Prior to becoming a nun, she is told by her Mother Superior that she should leave the convent and visit her only living relative, Wanda, an aunt who is a tough, promiscuous Stalinist judge in 1960’s Communist Poland. Known as Red Wanda for her tough prosecutions of anti-Socialists, she has recently been demoted to just a magistrate. When Anna meets her hard-living Aunt Wanda, she learns that she was born Jewish, that her name was Ida Lebenstein, her parents were killed during the war, and she was hidden in a convent. Anna is played by Agata Trzebuchowska. Wanda is played by Agata Kulesza, one of Poland’s greatest, most recognizable current actresses.
Anna and Wanda – the bible reading saint and the has-been slut – embark on a trip towards Lublin to find the home where Anna was born and to find out what happened to her parents. Anna is coaxed to try on some secularism, but not her Jewishness on the trip; and perhaps that is a commentary on the church’s teaching or Anna’s focused mindset.

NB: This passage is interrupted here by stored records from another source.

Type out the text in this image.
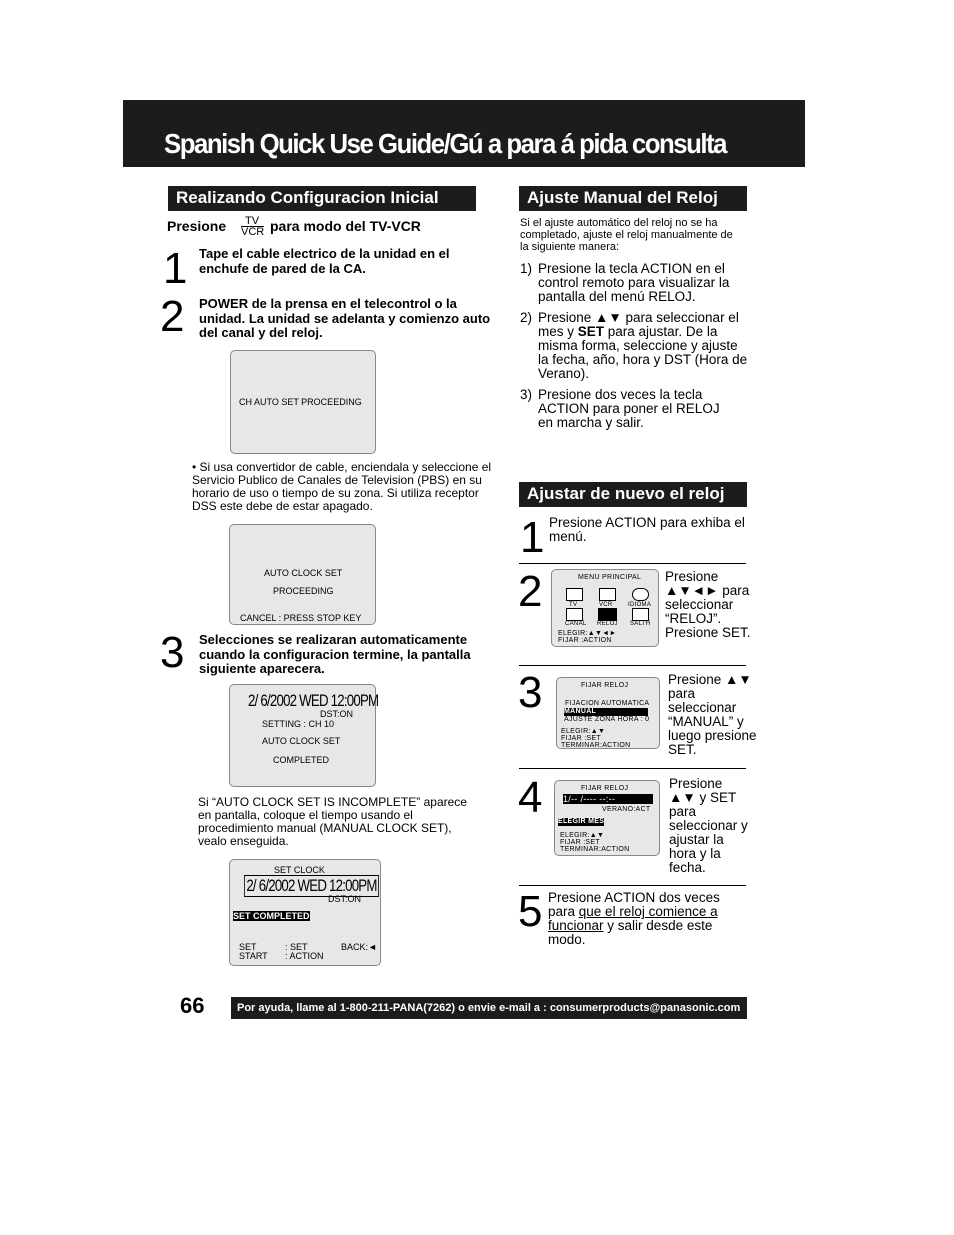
Spanish Quick Use Guide/Gú a para á pida consulta
Realizando Configuracion Inicial
Presione TV
VCR para modo del TV-VCR
1 Tape el cable electrico de la unidad en el enchufe de pared de la CA.
2 POWER de la prensa en el telecontrol o la unidad. La unidad se adelanta y comienzo auto del canal y del reloj.
CH AUTO SET PROCEEDING
• Si usa convertidor de cable, enciendala y seleccione el Servicio Publico de Canales de Television (PBS) en su horario de uso o tiempo de su zona. Si utiliza receptor DSS este debe de estar apagado.
AUTO CLOCK SET
PROCEEDING
CANCEL : PRESS STOP KEY
3 Selecciones se realizaran automaticamente cuando la configuracion termine, la pantalla siguiente aparecera.
2/ 6/2002 WED 12:00PM
DST:ON
SETTING : CH 10
AUTO CLOCK SET
COMPLETED
Si “AUTO CLOCK SET IS INCOMPLETE” aparece en pantalla, coloque el tiempo usando el procedimiento manual (MANUAL CLOCK SET), vealo enseguida.
SET CLOCK
2/ 6/2002 WED 12:00PM
DST:ON
SET COMPLETED
SET	: SET	BACK:◄
START : ACTION
Ajuste Manual del Reloj
Si el ajuste automático del reloj no se ha completado, ajuste el reloj manualmente de la siguiente manera:
1) Presione la tecla ACTION en el control remoto para visualizar la pantalla del menú RELOJ.
2) Presione ▲▼ para seleccionar el mes y SET para ajustar. De la misma forma, seleccione y ajuste la fecha, año, hora y DST (Hora de Verano).
3) Presione dos veces la tecla ACTION para poner el RELOJ en marcha y salir.
Ajustar de nuevo el reloj
1 Presione ACTION para exhiba el menú.
2	MENU PRINCIPAL
TV	VCR	IDIOMA
CANAL RELOJ SALTH
ELEGIR:▲▼◄►
FIJAR :ACTION
Presione ▲▼◄► para seleccionar “RELOJ”. Presione SET.
3	FIJAR RELOJ
FIJACION AUTOMATICA
MANUAL
AJUSTE ZONA HORA : 0
ELEGIR:▲▼
FIJAR :SET
TERMINAR:ACTION
Presione ▲▼ para seleccionar “MANUAL” y luego presione SET.
4	FIJAR RELOJ
1/-- /---- --:--
VERANO:ACT
ELEGIR MES
ELEGIR:▲▼
FIJAR :SET
TERMINAR:ACTION
Presione ▲▼ y SET para seleccionar y ajustar la hora y la fecha.
5 Presione ACTION dos veces para que el reloj comience a funcionar y salir desde este modo.
66	Por ayuda, llame al 1-800-211-PANA(7262) o envie e-mail a : consumerproducts@panasonic.com
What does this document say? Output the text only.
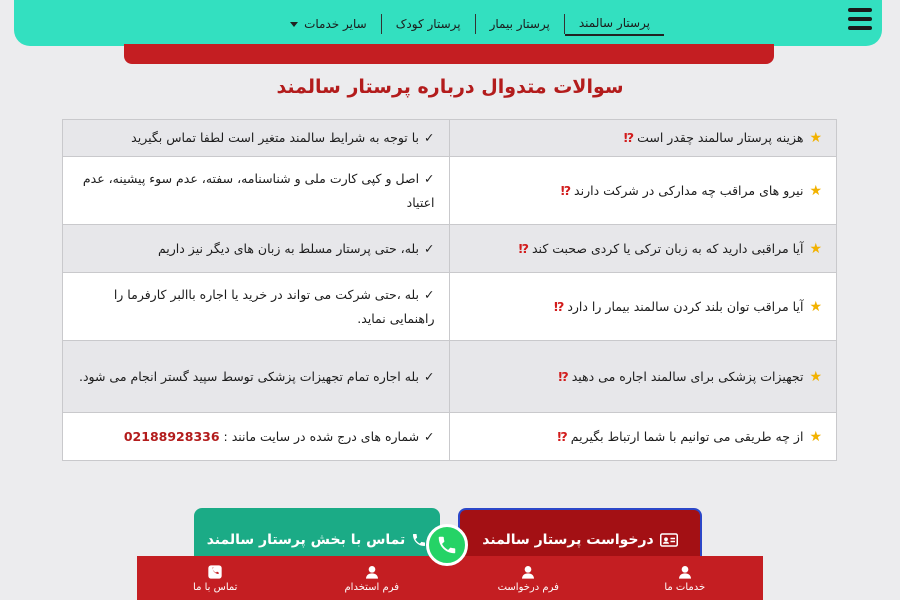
پرستار سالمند
پرستار بیمار
پرستار کودک
سایر خدمات
سوالات متدوال درباره پرستار سالمند
★هزینه پرستار سالمند چقدر است⁉	✓با توجه به شرایط سالمند متغیر است لطفا تماس بگیرید
★نیرو های مراقب چه مدارکی در شرکت دارند⁉	✓اصل و کپی کارت ملی و شناسنامه، سفته، عدم سوء پیشینه، عدم اعتیاد
★آیا مراقبی دارید که به زبان ترکی یا کردی صحبت کند⁉	✓بله، حتی پرستار مسلط به زبان های دیگر نیز داریم
★آیا مراقب توان بلند کردن سالمند بیمار را دارد⁉	✓بله ،حتی شرکت می تواند در خرید یا اجاره باالبر کارفرما را راهنمایی نماید.
★تجهیزات پزشکی برای سالمند اجاره می دهید⁉	✓بله اجاره تمام تجهیزات پزشکی توسط سپید گستر انجام می شود.
★از چه طریقی می توانیم با شما ارتباط بگیریم⁉	✓شماره های درج شده در سایت مانند : 02188928336
تماس با بخش پرستار سالمند	درخواست پرستار سالمند
تماس با ما	فرم استخدام	فرم درخواست	خدمات ما
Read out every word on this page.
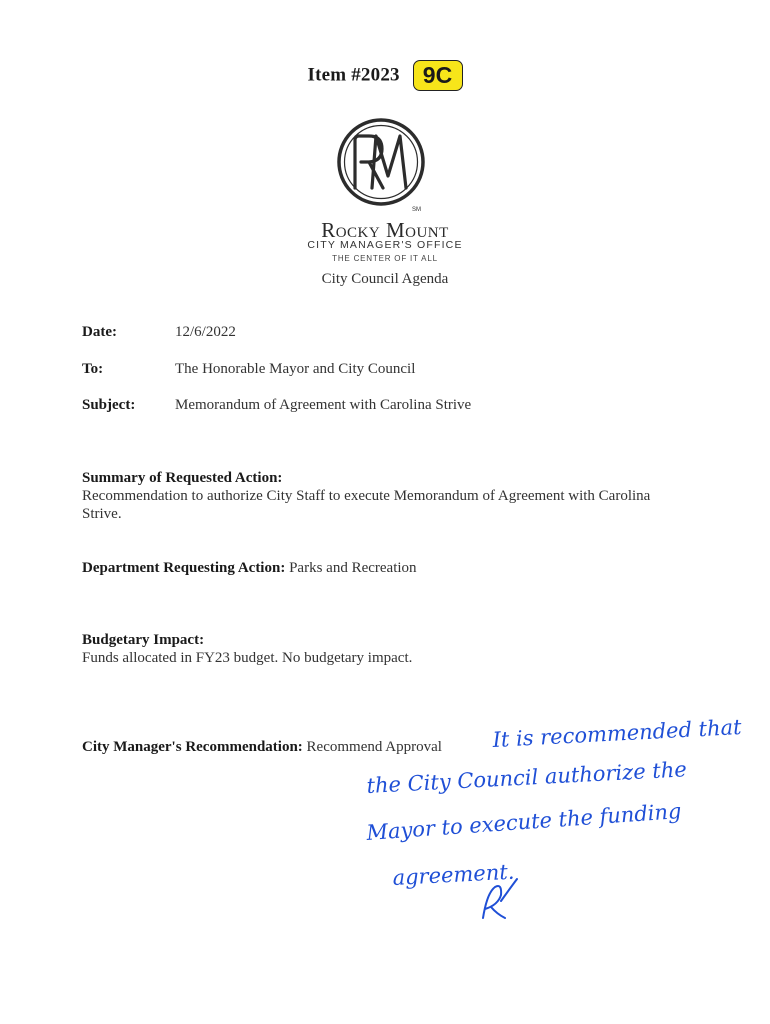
Item #2023 9C
SM
Rocky Mount
CITY MANAGER'S OFFICE
THE CENTER OF IT ALL
City Council Agenda
Date:	12/6/2022
To:	The Honorable Mayor and City Council
Subject:	Memorandum of Agreement with Carolina Strive
Summary of Requested Action:
Recommendation to authorize City Staff to execute Memorandum of Agreement with Carolina Strive.
Department Requesting Action: Parks and Recreation
Budgetary Impact:
Funds allocated in FY23 budget. No budgetary impact.
City Manager's Recommendation: Recommend Approval	It is recommended that
the City Council authorize the
Mayor to execute the funding
agreement.
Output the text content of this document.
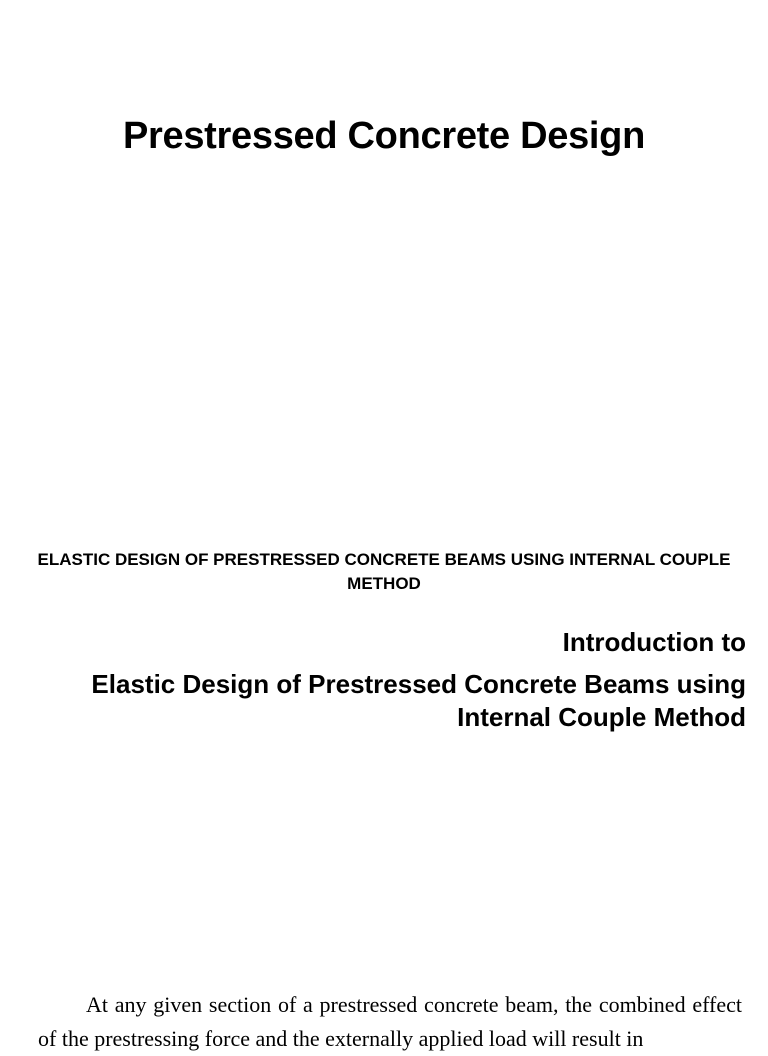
Prestressed Concrete Design

ELASTIC DESIGN OF PRESTRESSED CONCRETE BEAMS USING INTERNAL COUPLE METHOD

Introduction to
Elastic Design of Prestressed Concrete Beams using Internal Couple Method

At any given section of a prestressed concrete beam, the combined effect of the prestressing force and the externally applied load will result in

Fortunately, they find the peasant family that hid Anna’s parents and they agree to tell Anna the truth as long as they don’t try to take back her family’s house in which they now live. Wanda serves as an excellent interrogator to get at the truth. Anna/Ida learns that her family’s saviors were also their murderers. They also killed Anna’s young circumcised brother, but placed her in a convent since she could pass as Christian.
This film has won over 70 awards at international festivals and sold over half a million tickets in France and 200,000 in both Spain and Italy. The Museum of Cinematography in Lódz has staged an exhibition documenting the production process of the film, which forces, even in 2015, Poles to face their own – or their dual – involvement in the atrocities if WWII.
It is nominated for an Oscar in the Best Foreign Film category.
The Vemeer-like black and white film has been lauded for avoiding cliches and using the monochromatic palette exceedingly well and not as an artsy gimmick. The characters appear in the bottom third of the screen; I suppose this is to reinforce the sense that Polish society is weighed down by its high ceiling history.